参院選は与党勝利で終わった。今後は、増税が議論されるようになるかもしれない。増税トピックスの一つである「金融所得課税」について詳しく解説するとともに、提言を行いたい。(経済評論家 塚崎公義)
選挙は与党の勝利
これからは増税の季節?
参議院選挙が与党勝利で終わり、これから増税の季節に突入するとの見方もある。その際に、金融関連で話題を呼びそうなのが、金融所得課税だ。
一般の所得税は累進課税なので、所得が高い人は税率が高い。所得税の最高税率は45%だ。

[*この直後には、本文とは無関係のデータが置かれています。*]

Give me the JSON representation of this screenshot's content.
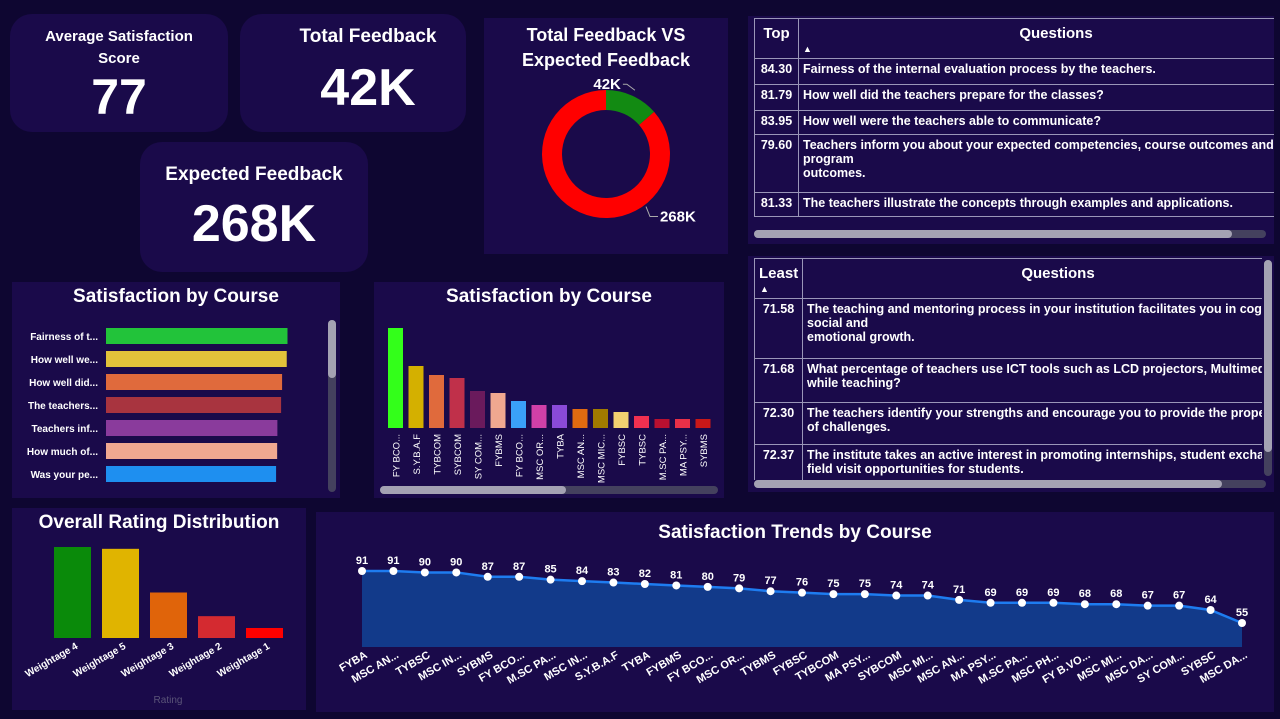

地方税も課されることを考えると、高額所得者は所得の半分を税金として徴収されていることになる。
しかし、物事には例外がある。株の配当や譲渡益といった金融所得については、20%の税率を選択できるのだ。そのため、株の配当や譲渡益で何億円も稼いでいる人が、数千万円の給料をもらっている人よりも税率が低い、ということが起こり得る。
こうした状況を改善するために、金融所得に対する課税を強化しようといった提言がされてもおかしくない。具体的には、金融所得も給与所得などと合算して同じ税率で課税しよう、といったことになる。
問題は、それが「貯蓄から投資へ」「貯蓄から資産形成へ」という政府の呼びかけに相反するように聞こえることだ。